LeveledCompactor.WriteLeveledCompactor.Compact 两个方法中都用到 LeveledCompactor.write, 而 LeveledCompactor.populateBlock 是 write 方法的重要逻辑.

其作用是将一组 Block 的数据合并, 再写入 IndexWriter, ChunkWriter.

// populateBlock fills the index and chunk writers with new data gathered as the union
// of the provided blocks. It returns meta information for the new block.
func (c *LeveledCompactor) populateBlock(blocks []BlockReader, meta *BlockMeta, indexw IndexWriter, chunkw ChunkWriter) error {
    var (
        set        ChunkSeriesSet
        allSymbols = make(map[string]struct{}, 1<<16)
        closers    = []io.Closer{}
    )
    defer func() { closeAll(closers...) }()

    // 遍历旧 block 数据
    for i, b := range blocks {
        indexr, err := b.Index()
        // ...

        chunkr, err := b.Chunks()
        // ...

        tombsr, err := b.Tombstones()
        // ...

        symbols, err := indexr.Symbols()
        // ...

        all, err := indexr.Postings(index.AllPostingsKey())
        if err != nil {
            return err
        }
        all = indexr.SortedPostings(all)

        s := newCompactionSeriesSet(indexr, chunkr, tombsr, all)

        // ...
      
        // 与上一层并形成一个新的 merger
        set, err = newCompactionMerger(set, s)
        if err != nil {
            return err
        }
    }

    // We fully rebuild the postings list index from merged series.
    // ...

    // 遍历 merger
    for set.Next() {
        lset, chks, dranges := set.At() // The chunks here are not fully deleted.
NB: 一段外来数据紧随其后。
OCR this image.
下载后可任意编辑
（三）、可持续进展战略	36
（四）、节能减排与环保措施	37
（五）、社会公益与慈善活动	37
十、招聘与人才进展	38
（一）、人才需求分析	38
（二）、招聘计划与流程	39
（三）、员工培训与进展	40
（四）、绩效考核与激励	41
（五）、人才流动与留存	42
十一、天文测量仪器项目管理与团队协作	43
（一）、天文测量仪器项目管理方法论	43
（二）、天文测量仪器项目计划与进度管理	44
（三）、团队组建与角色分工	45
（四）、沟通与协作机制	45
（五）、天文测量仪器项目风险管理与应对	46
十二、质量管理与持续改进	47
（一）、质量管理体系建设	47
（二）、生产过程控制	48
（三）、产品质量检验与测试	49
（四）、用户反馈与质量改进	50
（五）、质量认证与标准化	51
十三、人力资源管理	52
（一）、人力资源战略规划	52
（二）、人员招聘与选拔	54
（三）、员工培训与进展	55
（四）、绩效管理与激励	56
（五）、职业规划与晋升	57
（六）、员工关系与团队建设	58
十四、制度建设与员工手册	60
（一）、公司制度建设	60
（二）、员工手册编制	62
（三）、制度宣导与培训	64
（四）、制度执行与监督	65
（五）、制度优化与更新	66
        // Skip the series with all deleted chunks.
        // ...

        if err := chunkw.WriteChunks(chks...); err != nil {
            return errors.Wrap(err, "write chunks")
        }

        if err := indexw.AddSeries(i, lset, chks...); err != nil {
            return errors.Wrap(err, "add series")
        }

        // ...
    }
    
    // ...

    s := make([]string, 0, 256)
    for n, v := range values {
        // ...

        if err := indexw.WriteLabelIndex([]string{n}, s); err != nil {
            return errors.Wrap(err, "write label index")
        }
    }

    for _, l := range postings.SortedKeys() {
        if err := indexw.WritePostings(l.Name, l.Value, postings.Get(l.Name, l.Value)); err != nil {
            return errors.Wrap(err, "write postings")
        }
    }
    return nil
}

block.go

Block
Delete
// Delete matching series between mint and maxt in the block.
// 前面说到, Delete 的时候会暂时先标记为 Tombstone, 这里即实现部分
func (pb *Block) Delete(mint, maxt int64, ms ...labels.Matcher) error {
    // ...

    err = pb.tombstones.Iter(func(id uint64, ivs Intervals) error {
        for _, iv := range ivs {
            stones.add(id, iv)
            pb.meta.Stats.NumTombstones++
        }
        return nil
    })
    if err != nil {
        return err
    }
    pb.tombstones = stones

    if err := writeTombstoneFile(pb.dir, pb.tombstones); err != nil {
        return err
    }
    return writeMetaFile(pb.dir, &pb.meta)
}
CleanTombstones
// CleanTombstones will rewrite the block if there any tombstones to remove them
// and returns if there was a re-write.
func (pb *Block) CleanTombstones(dest string, c Compactor) (bool, error) {
    numStones := 0

    pb.tombstones.Iter(func(id uint64, ivs Intervals) error {
        for _ = range ivs {
            numStones++
        }

        return nil
    })

    if numStones == 0 {
        return false, nil
    }

    if _, err := c.Write(dest, pb, pb.meta.MinTime, pb.meta.MaxTime); err != nil {
        return false, err
    }

    return true, nil
}
Snapshot

疑问, 这里仅对目标文件夹及其内部文件做了 hardlink, 怎么确保内容不变?

head.go

Head

Head 向调用方提供, 用于某个时间段内的数据读写.

Head 会同时处理 WAL 内的和已经持久化的数据.

Head 可以认为是current Block

所有 Block 不可再写入, Head 在写入有效期过后会转化为 Block 进行持久化.

Appender
// Appender returns a new Appender on the database.
// 会根据具体情形决定返回的 Appender 实例
// Appender 实例共两类
// initAppender 会在接收到第一个数据点时初始化 Head 的起始时间
// headAppender 逻辑相对简单
func (h *Head) Appender() Appender {
    h.metrics.activeAppenders.Inc()

    // The head cache might not have a starting point yet. The init appender
    // picks up the first appended timestamp as the base.
    if h.MinTime() == math.MinInt64 {
        return &initAppender{head: h}
    }
    return h.appender()
}

func (h *Head) appender() *headAppender {
    return &headAppender{
        head:          h,
        mint:          h.MaxTime() - h.chunkRange/2,
        samples:       h.getAppendBuffer(),
        highTimestamp: math.MinInt64,
    }
}

querier.go

围绕以下三个接口, 向调用方提供查询能力.

// Querier provides querying access over time series data of a fixed
// time range.
type Querier interface {
    // Select returns a set of series that matches the given label matchers.
    Select(...labels.Matcher) (SeriesSet, error)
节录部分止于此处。